Menu

Myanmar Didesak Untuk Mematuhi Norma-norma Demokrasi Pasca Bergabung Dengan PBB

Devi 30 Jan 2021, 08:22
Foto : YahooNews
Foto : YahooNews

RIAU24.COM -  Lebih dari selusin kedutaan, termasuk Amerika Serikat dan delegasi Uni Eropa, telah mendesak Myanmar untuk “mematuhi norma-norma demokrasi”, bergabung dengan Perserikatan Bangsa-Bangsa dalam paduan suara keprihatinan internasional tentang kemungkinan kudeta.

Seruan itu datang pada hari Jumat karena Myanmar hanya sekitar 10 tahun dari hampir 50 tahun pemerintahan militer, dengan demokrasi yang baru lahir yang diatur di bawah konstitusi yang dibuat oleh militer yang menentukan pembagian kekuasaan antara pemerintah sipil dan jenderal negara. Selama berminggu-minggu, militer yang kuat menuduh ketidakberesan pemilih yang meluas dalam pemilihan November, yang dimenangkan Liga Nasional untuk Demokrasi (NLD) yang berkuasa di Aung San Suu Kyi.

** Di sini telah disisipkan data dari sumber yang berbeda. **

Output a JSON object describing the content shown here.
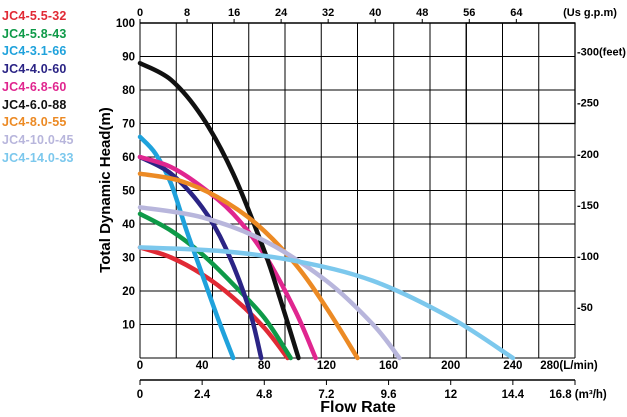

Seruan mereka untuk verifikasi daftar pemilih meningkat minggu ini, dengan seorang juru bicara militer pada Selasa menolak untuk mengesampingkan kemungkinan pengambilalihan militer untuk menangani apa yang disebutnya sebagai krisis politik.

Ketakutan meningkat setelah panglima militer Jenderal Min Aung Hlaing - bisa dibilang orang paling kuat di Myanmar - tampaknya menggemakan sentimen pada hari Rabu ketika dia mengatakan konstitusi negara dapat "dicabut" dalam keadaan tertentu.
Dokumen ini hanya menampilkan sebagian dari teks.